In Gascoyne’s view, the anecdote reveals more than a lack of familiarity with council jargon: if officials don’t understand local systems and structures, their analysis of the problems they’re meant to be solving will be weakened. “You need to understand the nature of the local landscape in a place like Essex. There are ways of working with partners in a two-tier area that you need to be sensitive to,” he said, citing “the political balance and the relationships that exist”.

Paul Taylor, who heads up the executive office at Bristol City Council, also highlighted a lack of local knowledge: “There’s perceptions that civil servants don’t get what’s wrong with a place,” he said. Too often, he added, in the civil service “there’s this perception that programmes should be designed by [central] government”; local authorities are then treated as “just a delivery arm” for Whitehall, tasked with implementing policies into which they’ve had too little input. He made the argument for more of a two-way relationship between the centre and the frontline.

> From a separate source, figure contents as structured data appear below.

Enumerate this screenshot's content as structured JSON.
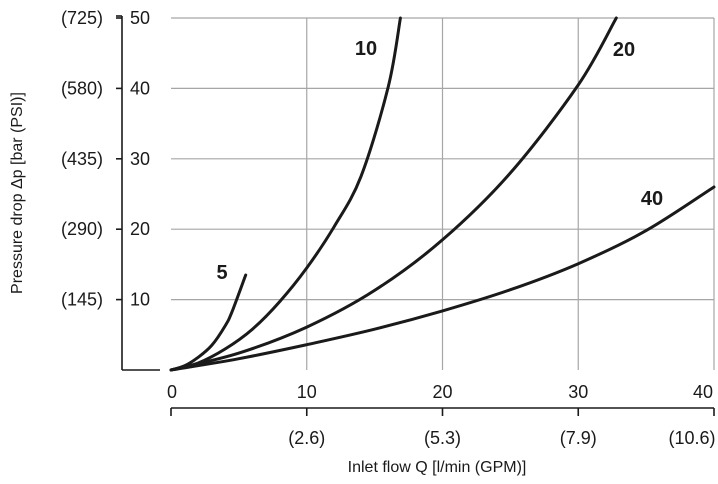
{
  "chart_data": {
    "type": "line",
    "xlabel": "Inlet flow Q [l/min (GPM)]",
    "ylabel": "Pressure drop Δp [bar (PSI)]",
    "xlim": [
      0,
      40
    ],
    "ylim": [
      0,
      50
    ],
    "grid": true,
    "x_ticks": [
      "0",
      "10",
      "20",
      "30",
      "40"
    ],
    "x_ticks_secondary": [
      "(2.6)",
      "(5.3)",
      "(7.9)",
      "(10.6)"
    ],
    "y_ticks": [
      "10",
      "20",
      "30",
      "40",
      "50"
    ],
    "y_ticks_secondary": [
      "(145)",
      "(290)",
      "(435)",
      "(580)",
      "(725)"
    ],
    "series": [
      {
        "name": "5",
        "x": [
          0,
          1,
          2,
          3,
          4,
          4.5,
          5.5
        ],
        "y": [
          0,
          0.6,
          1.8,
          3.5,
          6.3,
          8.3,
          13.5
        ]
      },
      {
        "name": "10",
        "x": [
          0,
          2,
          4,
          6,
          8,
          10,
          12,
          14,
          16,
          16.9
        ],
        "y": [
          0,
          1.0,
          3.0,
          5.8,
          9.7,
          14.5,
          20.3,
          27.5,
          40.2,
          50
        ]
      },
      {
        "name": "20",
        "x": [
          0,
          5,
          10,
          15,
          20,
          25,
          30,
          32.8
        ],
        "y": [
          0,
          2.4,
          6.1,
          11.3,
          18.5,
          28.0,
          40.5,
          50
        ]
      },
      {
        "name": "40",
        "x": [
          0,
          5,
          10,
          15,
          20,
          25,
          30,
          35,
          40
        ],
        "y": [
          0,
          1.6,
          3.6,
          5.8,
          8.4,
          11.4,
          15.1,
          19.8,
          26.0
        ]
      }
    ],
    "colors": {
      "line": "#1a1a1a",
      "grid": "#a6a6a6",
      "axis": "#1a1a1a"
    }
  }
}
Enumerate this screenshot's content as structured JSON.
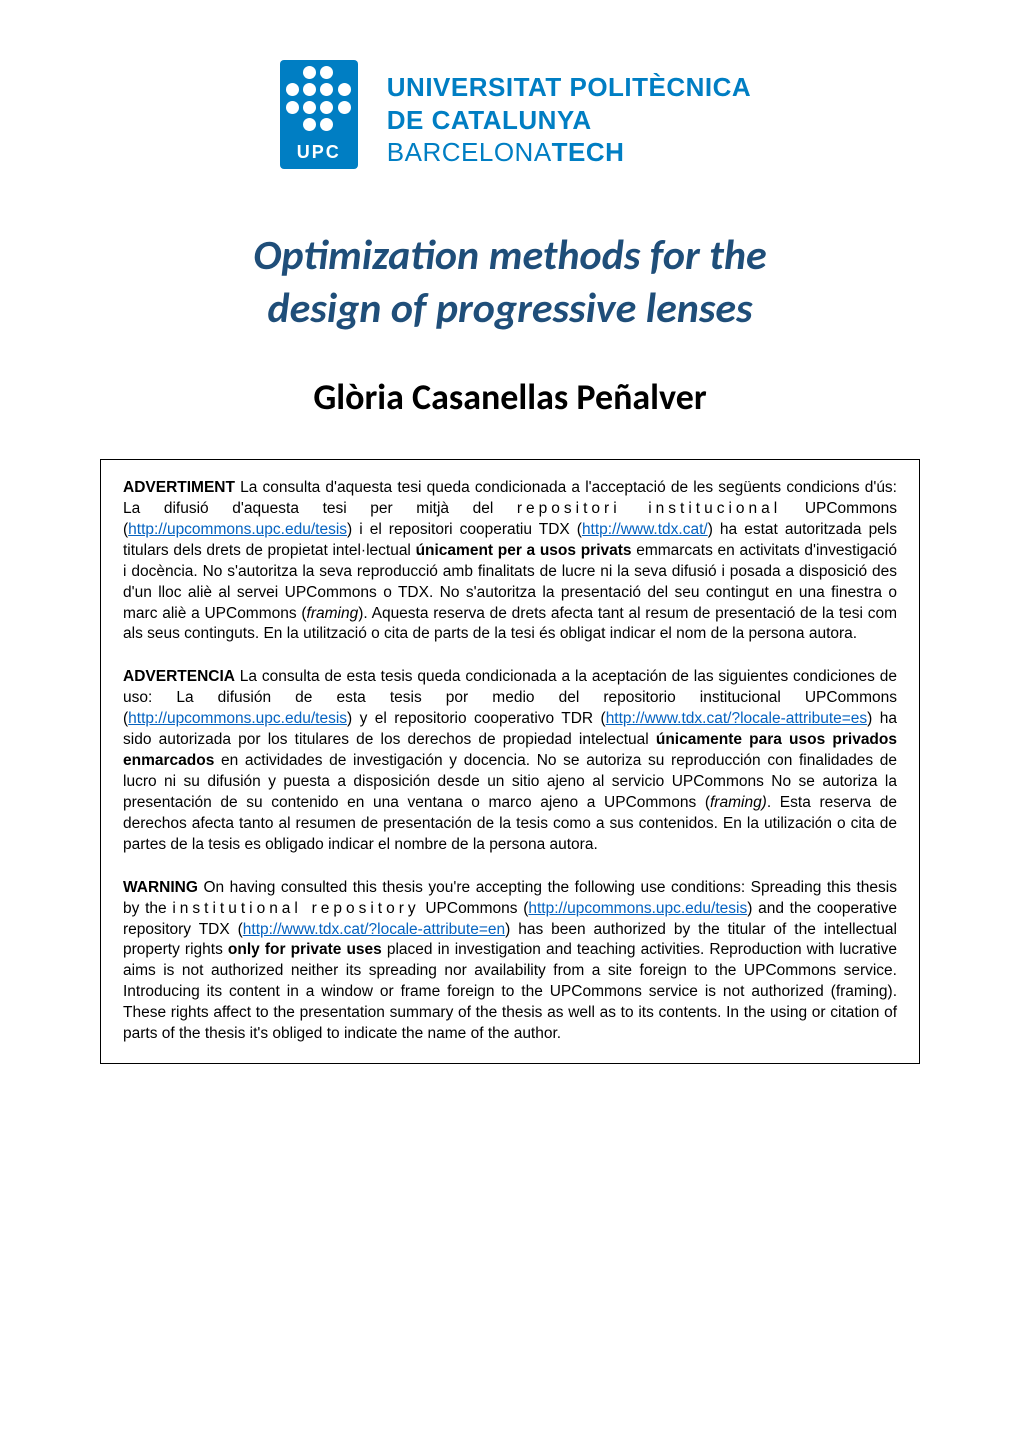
{
  "logo": {
    "label": "UPC",
    "line1": "UNIVERSITAT POLITÈCNICA",
    "line2": "DE CATALUNYA",
    "line3_thin": "BARCELONA",
    "line3_bold": "TECH",
    "brand_color": "#007ec3"
  },
  "thesis": {
    "title_line1": "Optimization methods for the",
    "title_line2": "design of progressive lenses",
    "title_color": "#1f4e79",
    "title_fontsize": 42
  },
  "author": {
    "name": "Glòria Casanellas Peñalver",
    "fontsize": 36
  },
  "notices": {
    "ca": {
      "label": "ADVERTIMENT",
      "body_pre": " La consulta d'aquesta tesi queda condicionada a l'acceptació de les següents condicions d'ús: La difusió d'aquesta tesi per mitjà del ",
      "spaced1": "repositori institucional",
      "body_mid1": " UPCommons (",
      "link1_text": "http://upcommons.upc.edu/tesis",
      "body_mid2": ") i el repositori cooperatiu TDX (",
      "link2_text": "http://www.tdx.cat/",
      "body_mid2b": ") ha estat autoritzada pels titulars dels drets de propietat intel·lectual ",
      "bold1": "únicament per a usos privats",
      "body_mid3": " emmarcats en activitats d'investigació i docència. No s'autoritza la seva reproducció amb finalitats de lucre ni la seva difusió i posada a disposició des d'un lloc aliè al servei UPCommons o TDX. No s'autoritza la presentació del seu contingut en una finestra o marc aliè a UPCommons (",
      "italic1": "framing",
      "body_end": "). Aquesta reserva de drets afecta tant al resum de presentació de la tesi com als seus continguts. En la utilització o cita de parts de la tesi és obligat indicar el nom de la persona autora."
    },
    "es": {
      "label": "ADVERTENCIA",
      "body_pre": " La consulta de esta tesis queda condicionada a la aceptación de las siguientes condiciones de uso: La difusión de esta tesis por medio del repositorio institucional UPCommons (",
      "link1_text": "http://upcommons.upc.edu/tesis",
      "body_mid1": ") y el repositorio cooperativo TDR (",
      "link2_text": "http://www.tdx.cat/?locale-attribute=es",
      "body_mid2": ") ha sido autorizada por los titulares de los derechos de propiedad intelectual ",
      "bold1": "únicamente para usos privados enmarcados",
      "body_mid3": " en actividades de investigación y docencia. No se autoriza su reproducción con finalidades de lucro ni su difusión y puesta a disposición desde un sitio ajeno al servicio UPCommons No se autoriza la presentación de su contenido en una ventana o marco ajeno a UPCommons (",
      "italic1": "framing)",
      "body_end": ". Esta reserva de derechos afecta tanto al resumen de presentación de la tesis como a sus contenidos. En la utilización o cita de partes de la tesis es obligado indicar el nombre de la persona autora."
    },
    "en": {
      "label": "WARNING",
      "body_pre": " On having consulted this thesis you're accepting the following use conditions: Spreading this thesis by the ",
      "spaced1": "institutional repository",
      "body_mid0": " UPCommons (",
      "link1_text": "http://upcommons.upc.edu/tesis",
      "body_mid1": ") and the cooperative repository TDX (",
      "link2_text": "http://www.tdx.cat/?locale-attribute=en",
      "body_mid2": ") has been authorized by the titular of the intellectual property rights ",
      "bold1": "only for private uses",
      "body_mid3": " placed in investigation and teaching activities. Reproduction with lucrative aims is not authorized neither its spreading nor availability from a site foreign to the UPCommons service. Introducing its content in a window or frame foreign to the UPCommons service is not authorized (framing). These rights affect to the presentation summary of the thesis as well as to its contents. In the using or citation of parts of the thesis it's obliged to indicate the name of the author."
    }
  },
  "styling": {
    "page_bg": "#ffffff",
    "text_color": "#000000",
    "link_color": "#0563c1",
    "border_color": "#000000",
    "body_fontsize": 15.5
  }
}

Despite their trenchant criticisms of Whitehall, the local government professionals at Civil Service Live Bristol were always constructive and sober. That fact does bode well, suggesting the barriers between the two sectors are not insurmountable. But both sides clearly feel they have a bone to pick with the other; and communities secretary Eric Pickles hasn’t exactly oiled the wheels of cooperation with his comments about – most recently – “local Luddites” and “Spanish practices”. Civil servants will have to find ways of circumventing those antagonisms if the situation is to improve.